The COVID-19 pandemic is, like many tragedies, a magnifying glass over structural inequity that is generations’ old. Today’s leaders may not be responsible for legacy structures, like red lining or Jim Crow. But sadly, the CARES Act’s failure to ensure funding is deployed into communities of color, where the need is greatest, threatens a generations of businesses owned by entrepreneurs of color.
And it isn’t just money that will drive a more equitable recovery and a good jobs future. The pandemic has aimed a spotlight on the health of working people — and employee health is an essential ingredient in business health. Jobs that are good for workers and good for business owners is the very point of PCV’s Good Jobs, Good Business model, and why we created our first cohort of Good Jobs advisors through our BusinessAdvising.org platform. As we think about the recovery ahead and how we want to build back better, reach out to us to connect with a Good Jobs or other expert advisors to help you think about how to pivot your business, hire back up, and open safely for your employees and customers. One of the things so many of us miss most in this time of sheltering in place is being out and about in our communities.
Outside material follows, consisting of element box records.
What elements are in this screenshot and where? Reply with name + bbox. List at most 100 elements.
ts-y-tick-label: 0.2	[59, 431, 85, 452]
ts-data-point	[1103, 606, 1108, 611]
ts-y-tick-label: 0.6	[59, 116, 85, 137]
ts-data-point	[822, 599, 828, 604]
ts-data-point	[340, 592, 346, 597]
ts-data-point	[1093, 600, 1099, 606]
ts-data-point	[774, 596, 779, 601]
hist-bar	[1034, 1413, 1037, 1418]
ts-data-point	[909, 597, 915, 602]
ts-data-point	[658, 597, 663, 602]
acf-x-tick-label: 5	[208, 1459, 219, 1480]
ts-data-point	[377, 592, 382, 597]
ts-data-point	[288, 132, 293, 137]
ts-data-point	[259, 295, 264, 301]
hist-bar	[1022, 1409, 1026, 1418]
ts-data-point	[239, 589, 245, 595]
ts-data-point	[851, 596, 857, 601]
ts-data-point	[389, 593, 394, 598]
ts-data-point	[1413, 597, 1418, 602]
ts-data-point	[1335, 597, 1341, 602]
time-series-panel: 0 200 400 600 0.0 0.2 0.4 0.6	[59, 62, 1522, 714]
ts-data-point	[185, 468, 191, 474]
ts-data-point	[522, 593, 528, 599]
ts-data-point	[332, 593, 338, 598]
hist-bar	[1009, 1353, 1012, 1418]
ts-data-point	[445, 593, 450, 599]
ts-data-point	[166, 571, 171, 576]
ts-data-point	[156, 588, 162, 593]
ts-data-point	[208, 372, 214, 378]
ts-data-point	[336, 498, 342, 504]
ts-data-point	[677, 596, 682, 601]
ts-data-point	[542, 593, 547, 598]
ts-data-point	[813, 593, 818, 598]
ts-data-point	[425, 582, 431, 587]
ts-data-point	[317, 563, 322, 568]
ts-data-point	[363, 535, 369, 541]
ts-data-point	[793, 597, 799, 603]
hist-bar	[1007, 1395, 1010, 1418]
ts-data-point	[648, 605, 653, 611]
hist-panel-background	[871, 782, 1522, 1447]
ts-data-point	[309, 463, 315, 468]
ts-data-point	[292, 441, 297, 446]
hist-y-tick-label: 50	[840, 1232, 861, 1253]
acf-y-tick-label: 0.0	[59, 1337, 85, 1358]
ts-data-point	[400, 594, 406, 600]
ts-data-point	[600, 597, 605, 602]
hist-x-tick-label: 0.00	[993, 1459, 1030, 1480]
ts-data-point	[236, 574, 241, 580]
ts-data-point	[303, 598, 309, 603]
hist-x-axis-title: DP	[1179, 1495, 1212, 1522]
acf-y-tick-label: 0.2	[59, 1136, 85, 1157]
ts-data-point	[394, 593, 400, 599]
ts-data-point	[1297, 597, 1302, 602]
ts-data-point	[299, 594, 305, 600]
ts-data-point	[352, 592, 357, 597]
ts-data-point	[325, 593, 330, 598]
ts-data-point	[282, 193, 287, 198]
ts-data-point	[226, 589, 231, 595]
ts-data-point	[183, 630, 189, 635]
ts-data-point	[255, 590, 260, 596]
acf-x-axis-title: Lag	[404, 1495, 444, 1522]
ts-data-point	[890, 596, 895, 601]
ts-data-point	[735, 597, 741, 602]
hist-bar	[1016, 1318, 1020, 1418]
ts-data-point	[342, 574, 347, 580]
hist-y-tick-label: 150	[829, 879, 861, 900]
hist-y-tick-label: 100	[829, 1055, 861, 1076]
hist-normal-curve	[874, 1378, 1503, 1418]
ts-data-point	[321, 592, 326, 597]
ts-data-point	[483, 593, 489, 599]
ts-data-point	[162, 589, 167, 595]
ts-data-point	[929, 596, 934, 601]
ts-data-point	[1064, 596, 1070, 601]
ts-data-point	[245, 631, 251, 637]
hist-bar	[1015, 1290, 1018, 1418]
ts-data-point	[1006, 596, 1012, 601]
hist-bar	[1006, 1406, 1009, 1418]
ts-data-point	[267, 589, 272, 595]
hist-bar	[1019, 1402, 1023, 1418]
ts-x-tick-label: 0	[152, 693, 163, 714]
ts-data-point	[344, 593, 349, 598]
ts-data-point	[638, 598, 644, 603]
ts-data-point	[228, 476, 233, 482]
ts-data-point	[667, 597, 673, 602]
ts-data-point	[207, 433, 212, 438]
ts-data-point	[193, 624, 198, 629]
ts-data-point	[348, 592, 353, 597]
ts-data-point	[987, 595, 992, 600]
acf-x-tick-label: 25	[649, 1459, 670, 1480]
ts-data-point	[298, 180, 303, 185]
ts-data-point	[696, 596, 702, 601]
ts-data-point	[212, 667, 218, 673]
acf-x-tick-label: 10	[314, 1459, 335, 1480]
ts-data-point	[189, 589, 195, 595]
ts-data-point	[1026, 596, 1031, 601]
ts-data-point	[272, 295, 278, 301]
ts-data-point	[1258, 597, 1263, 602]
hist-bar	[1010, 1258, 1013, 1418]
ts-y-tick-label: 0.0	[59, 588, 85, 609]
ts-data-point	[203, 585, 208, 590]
Thriving small businesses are the heart of those places.\
The opportunity to build back better also provides a new window for the field of impact investing to step up its game, for business leaders to put their stakeholders and the environment ahead of shareholders, and for governments to expand and secure social safety nets, better regulate capital markets, to reduce the vulnerability of so many in shorter and shorter boom and bust cycles. We can and must collaborate better at scale and leverage blended finance to advance social and environmental impact and ensure an inclusive recovery. As always, join us.
Above all, be safe, be well. Let’s crush this curve, and build back better together.